In their response, the authors admitted they "have no idea" what caused the loss of activity at 0.1 mg/kg and acknowledged equipment limitations regarding temperature and PK monitoring. The manuscript should openly acknowledge these gaps.

 Current Wording: Frames the 0.1 mg/kg null effect as a "well-known phenomenon" or a specific "pharmacodynamic interaction".

 Suggested Revision: "We observed a consistent loss of efficacy at the 0.1 mg/kg dose across multiple behavioral endpoints. While this non-monotonic response might suggest complex pharmacodynamic interactions or receptor desensitization, the underlying mechanism remains unclear. Due to technical limitations in assessing peptide concentrations at low doses and the inability to monitor core temperature during behavioral testing, we cannot definitively distinguish between metabolic saturation, thermoregulatory confounds, or specific receptor kinetics. Further studies are required to resolve this dose-response complexity."

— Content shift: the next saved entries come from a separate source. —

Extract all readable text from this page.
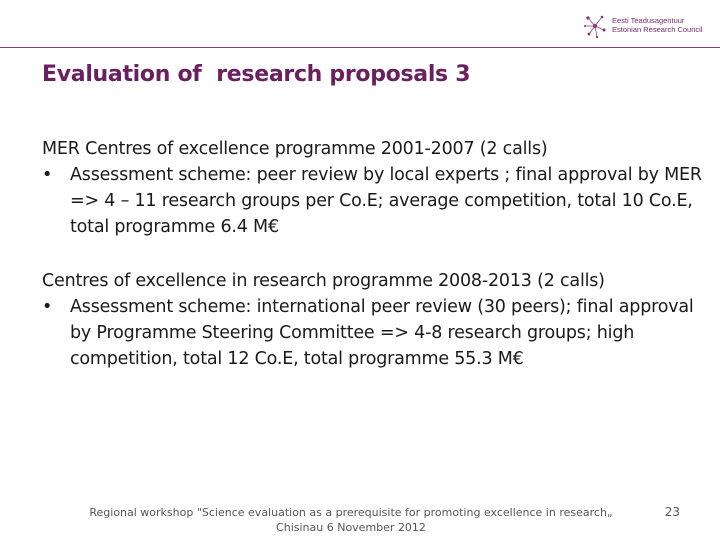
Eesti Teadusagentuur
Estonian Research Council
Evaluation of  research proposals 3

MER Centres of excellence programme 2001-2007 (2 calls)

• Assessment scheme: peer review by local experts ; final approval by MER => 4 – 11 research groups per Co.E; average competition, total 10 Co.E, total programme 6.4 M€

Centres of excellence in research programme 2008-2013 (2 calls)

• Assessment scheme: international peer review (30 peers); final approval by Programme Steering Committee => 4-8 research groups; high competition, total 12 Co.E, total programme 55.3 M€

Regional workshop "Science evaluation as a prerequisite for promoting excellence in research„
Chisinau 6 November 2012
23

Response 2: Added to the text.

Comments 3. Addressing Methodological Limitations

The authors should include a brief "Limitations of the Study" paragraph in the Discussion to provide transparency about the inferential nature of their findings.

Suggested Text: "It is important to note that our conclusions regarding the site of action for APHC3 are inferred from the route of administration and the known properties of the blood-brain barrier rather than direct quantification of the peptide in brain tissue. Additionally, the mechanistic basis for the observed 'inverse U-shaped' dose-response curve requires further investigation using more sensitive pharmacokinetic assays and integrated physiological monitoring."

Response 3: Added to the text.

Comments 4. Finally, I would like to emphasize that while the "Author Response" provided helpful clarifications and can did admissions regarding experimental limitations, these insights must be clearly and explicitly reflected within the manuscript itself.

Response 4. We tried to add as much as possible about the limitations of this study. We thank the reviewer for the important corrections to the text.